On August 31, 2021 Council Member Vanessa L. Gibson joined with birth justice advocates and healthcare leaders for a press conference announcing over $400,000 in City Council funding to combat high rates of infant and maternal mortality in the Bronx. $150,000 was allocated in the New York City Fiscal Year 2021-2022 budget to Gotham Health, Morrisania to support their Breastfeeding Peer Counseling Program that provides low-income mothers with comprehensive lactation services, and over $200,000 to Bronx Health Link, Inc. for their doula programming.
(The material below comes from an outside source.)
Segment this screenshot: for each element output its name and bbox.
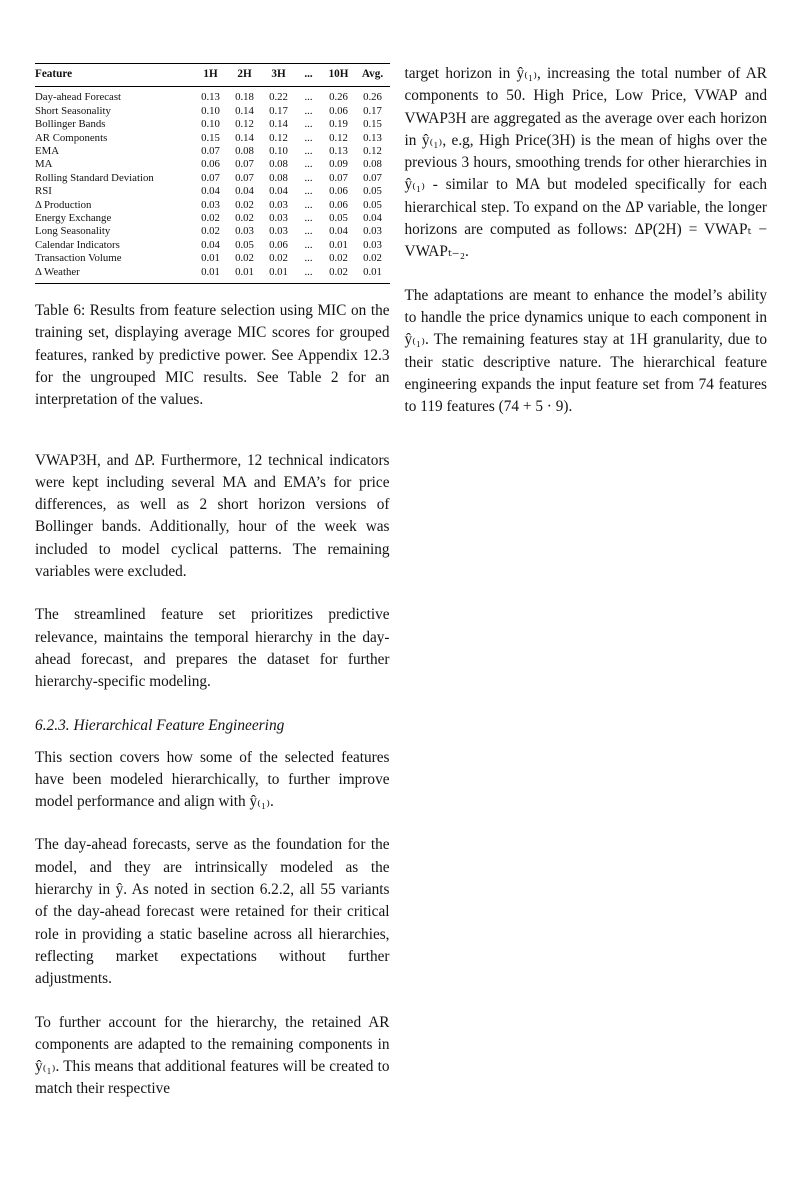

Both programs were funded this year with the intent to reduce poor health outcomes for Bronx birthing individuals and children, as the Bronx continues to have one of the highest rates of maternal and infant mortality in the city.
Data shows that New York State has a relatively high rate of maternal mortality relative to other states in the country, with 20.8 deaths per 100,000 people in 2018. In 2017, most pregnancy-related deaths in NYC occurred in residents of Brooklyn (33% of all pregnancy-related deaths in NYC) and the Bronx (29%). The data also highlighted a significant racial disparity with Black women eight times more likely than White women to die from pregnancy-related complications as a result of several factors that include: systemic racism and discrimination in the healthcare industry, comobdities that can affect a mother`s health during childbirth, access to patient affirming care from a culturally competent healthcare profession, and a myriad of other risk factors that can disproportionality impact a woman of color`s health.
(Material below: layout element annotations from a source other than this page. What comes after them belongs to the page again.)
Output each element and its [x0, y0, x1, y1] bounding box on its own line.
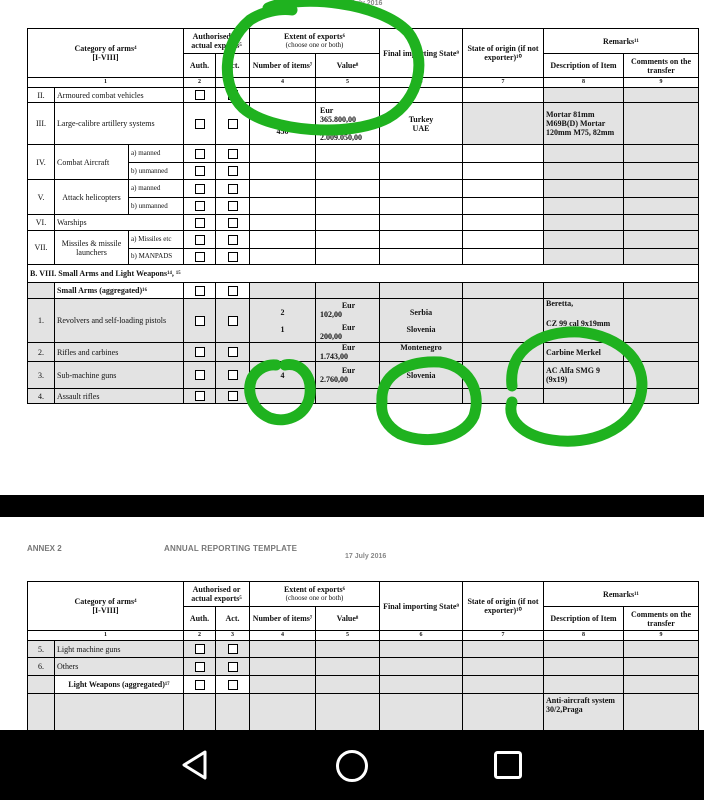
template-title: ANNUAL REPORTING TEMPLATE: [164, 544, 298, 553]
auth-checkbox[interactable]: [184, 362, 216, 389]
table-row: [28, 676, 699, 694]
act-checkbox[interactable]: [216, 658, 250, 676]
auth-checkbox[interactable]: [184, 343, 216, 362]
column-number: 1: [28, 631, 184, 641]
header-comments: Comments on the transfer: [624, 54, 699, 78]
act-checkbox[interactable]: [216, 283, 250, 299]
act-checkbox[interactable]: [216, 676, 250, 694]
act-checkbox[interactable]: [216, 215, 250, 231]
row-label: Light machine guns: [55, 641, 184, 658]
auth-checkbox[interactable]: [184, 103, 216, 145]
table-row: 4. Assault rifles: [28, 389, 699, 404]
item-description: Mortar 81mm M69B(D) Mortar 120mm M75, 82mm: [544, 103, 624, 145]
item-description: Carbine Merkel: [544, 343, 624, 362]
act-checkbox[interactable]: [216, 103, 250, 145]
auth-checkbox[interactable]: [184, 641, 216, 658]
column-number: 4: [250, 78, 316, 88]
recents-icon[interactable]: [492, 749, 524, 781]
column-number: 3: [216, 631, 250, 641]
table-row: 6. Others: [28, 658, 699, 676]
column-number: 6: [380, 631, 463, 641]
table-row: 5. Light machine guns: [28, 641, 699, 658]
column-number: 8: [544, 78, 624, 88]
table-row: VI. Warships: [28, 215, 699, 231]
final-state-cell: Slovenia: [380, 362, 463, 389]
act-checkbox[interactable]: [216, 231, 250, 249]
table-row: [28, 249, 699, 265]
auth-checkbox[interactable]: [184, 215, 216, 231]
row-sublabel: a) manned: [129, 145, 184, 163]
auth-checkbox[interactable]: [184, 249, 216, 265]
header-act: Act.: [216, 54, 250, 78]
item-description: Anti-aircraft system 30/2,Praga: [544, 694, 624, 731]
export-report-table-continued: [27, 581, 699, 730]
auth-checkbox[interactable]: [184, 283, 216, 299]
item-description: Beretta, CZ 99 cal 9x19mm: [544, 299, 624, 343]
column-number: 7: [463, 631, 544, 641]
table-row: 2. Rifles and carbines Eur 1.743,00 Montenegro Carbine Merkel: [28, 343, 699, 362]
row-label: Light Weapons (aggregated)¹⁷: [55, 676, 184, 694]
header-origin: State of origin (if not exporter)¹⁰: [463, 582, 544, 631]
table-row: IV. Combat Aircraft a) manned: [28, 145, 699, 163]
table-row: III. Large-calibre artillery systems 450 Eur 365.800,00 2.009.050,00 Turkey UAE Mortar 81mm M69B(D) Mortar 120mm M75, 82mm: [28, 103, 699, 145]
row-label: Combat Aircraft: [55, 145, 129, 180]
column-number: 3: [216, 78, 250, 88]
header-auth-actual: Authorised or actual exports⁵: [184, 29, 250, 54]
header-number: Number of items⁷: [250, 607, 316, 631]
act-checkbox[interactable]: [216, 198, 250, 215]
column-number: 2: [184, 631, 216, 641]
header-remarks: Remarks¹¹: [544, 582, 699, 607]
back-icon[interactable]: [178, 748, 212, 782]
header-description: Description of Item: [544, 54, 624, 78]
auth-checkbox[interactable]: [184, 389, 216, 404]
header-value: Value⁸: [316, 607, 380, 631]
row-sublabel: b) MANPADS: [129, 249, 184, 265]
column-number: 9: [624, 78, 699, 88]
column-number: 8: [544, 631, 624, 641]
header-final-state: Final importing State⁹: [380, 582, 463, 631]
auth-checkbox[interactable]: [184, 299, 216, 343]
header-final-state: Final importing State⁹: [380, 29, 463, 78]
row-label: Sub-machine guns: [55, 362, 184, 389]
table-row: 3. Sub-machine guns 4 Eur 2.760,00 Slovenia AC Alfa SMG 9 (9x19): [28, 362, 699, 389]
header-number: Number of items⁷: [250, 54, 316, 78]
page-date: 17 July 2016: [345, 553, 387, 560]
table-row: II. Armoured combat vehicles: [28, 88, 699, 103]
value-cell: Eur 2.760,00: [316, 362, 380, 389]
section-header: B. VIII. Small Arms and Light Weapons¹⁴, ¹⁵: [28, 265, 699, 283]
table-row: [28, 283, 699, 299]
row-sublabel: a) Missiles etc: [129, 231, 184, 249]
act-checkbox[interactable]: [216, 145, 250, 163]
auth-checkbox[interactable]: [184, 88, 216, 103]
column-number: 7: [463, 78, 544, 88]
android-navigation-bar: [0, 730, 704, 800]
row-label: Small Arms (aggregated)¹⁶: [55, 283, 184, 299]
header-auth: Auth.: [184, 54, 216, 78]
act-checkbox[interactable]: [216, 641, 250, 658]
row-sublabel: a) manned: [129, 180, 184, 198]
header-category: Category of arms⁴ [I-VIII]: [28, 29, 184, 78]
table-row: VII. Missiles & missile launchers a) Missiles etc: [28, 231, 699, 249]
row-label: Warships: [55, 215, 184, 231]
row-label: Attack helicopters: [55, 180, 129, 215]
row-label: Others: [55, 658, 184, 676]
header-extent: Extent of exports⁶ (choose one or both): [250, 29, 380, 54]
number-of-items: 2 1: [250, 299, 316, 343]
value-cell: Eur 365.800,00 2.009.050,00: [316, 103, 380, 145]
act-checkbox[interactable]: [216, 163, 250, 180]
act-checkbox[interactable]: [216, 362, 250, 389]
auth-checkbox[interactable]: [184, 198, 216, 215]
page-date: 7 July 2016: [345, 0, 383, 7]
annex-label: ANNEX 2: [27, 544, 62, 553]
row-label: Revolvers and self-loading pistols: [55, 299, 184, 343]
item-description: AC Alfa SMG 9 (9x19): [544, 362, 624, 389]
row-label: Armoured combat vehicles: [55, 88, 184, 103]
auth-checkbox[interactable]: [184, 163, 216, 180]
act-checkbox[interactable]: [216, 180, 250, 198]
header-category: Category of arms⁴ [I-VIII]: [28, 582, 184, 631]
auth-checkbox[interactable]: [184, 658, 216, 676]
row-label: Missiles & missile launchers: [55, 231, 129, 265]
header-act: Act.: [216, 607, 250, 631]
header-auth-actual: Authorised or actual exports⁵: [184, 582, 250, 607]
row-label: Large-calibre artillery systems: [55, 103, 184, 145]
header-description: Description of Item: [544, 607, 624, 631]
row-label: Assault rifles: [55, 389, 184, 404]
header-value: Value⁸: [316, 54, 380, 78]
act-checkbox[interactable]: [216, 389, 250, 404]
auth-checkbox[interactable]: [184, 145, 216, 163]
row-sublabel: b) unmanned: [129, 198, 184, 215]
final-state-cell: Montenegro: [380, 343, 463, 362]
number-of-items: 450: [250, 103, 316, 145]
header-comments: Comments on the transfer: [624, 607, 699, 631]
column-number: 5: [316, 78, 380, 88]
column-number: 9: [624, 631, 699, 641]
page-separator: [0, 495, 704, 517]
table-row: [28, 694, 699, 731]
header-remarks: Remarks¹¹: [544, 29, 699, 54]
header-origin: State of origin (if not exporter)¹⁰: [463, 29, 544, 78]
row-sublabel: b) unmanned: [129, 163, 184, 180]
final-state-cell: Serbia Slovenia: [380, 299, 463, 343]
column-number: 4: [250, 631, 316, 641]
export-report-table: [27, 28, 699, 404]
number-of-items: 4: [250, 362, 316, 389]
act-checkbox[interactable]: [216, 343, 250, 362]
document-page-2: [0, 517, 704, 730]
column-number: 1: [28, 78, 184, 88]
table-row: [28, 163, 699, 180]
act-checkbox[interactable]: [216, 88, 250, 103]
auth-checkbox[interactable]: [184, 180, 216, 198]
table-row: V. Attack helicopters a) manned: [28, 180, 699, 198]
home-icon[interactable]: [334, 748, 370, 784]
header-extent: Extent of exports⁶ (choose one or both): [250, 582, 380, 607]
column-number: 5: [316, 631, 380, 641]
act-checkbox[interactable]: [216, 249, 250, 265]
auth-checkbox[interactable]: [184, 676, 216, 694]
act-checkbox[interactable]: [216, 299, 250, 343]
header-auth: Auth.: [184, 607, 216, 631]
column-number: 2: [184, 78, 216, 88]
column-number: 6: [380, 78, 463, 88]
table-row: [28, 198, 699, 215]
final-state-cell: Turkey UAE: [380, 103, 463, 145]
table-row: 1. Revolvers and self-loading pistols 2 1 Eur 102,00 Eur 200,00 Serbia Slovenia Beretta, CZ 99 cal 9x19mm: [28, 299, 699, 343]
value-cell: Eur 1.743,00: [316, 343, 380, 362]
row-label: Rifles and carbines: [55, 343, 184, 362]
value-cell: Eur 102,00 Eur 200,00: [316, 299, 380, 343]
auth-checkbox[interactable]: [184, 231, 216, 249]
Doula services have been shown to greatly reduce poor health outcomes for birthing individuals and their infants by offering crucial emotional and physical support before, after, and during childbirth. Bronx Health Link, Inc. is one of a few organizations in the Bronx that offer Doula support to birthing individuals.
In addition to poor maternal health outcomes in the Bronx, the borough also has high rates of infant mortality with eight of the eleven Bronx community districts having higher infant mortality rates than the NYC average. Children are also not immune to racial health inequities with babies born to Non-Latina Black mothers experiencing an infant death rate of 7.9 per 1,000 live births, compared to 2.3 deaths per 1,000 live births born to Non-Latina white mothers.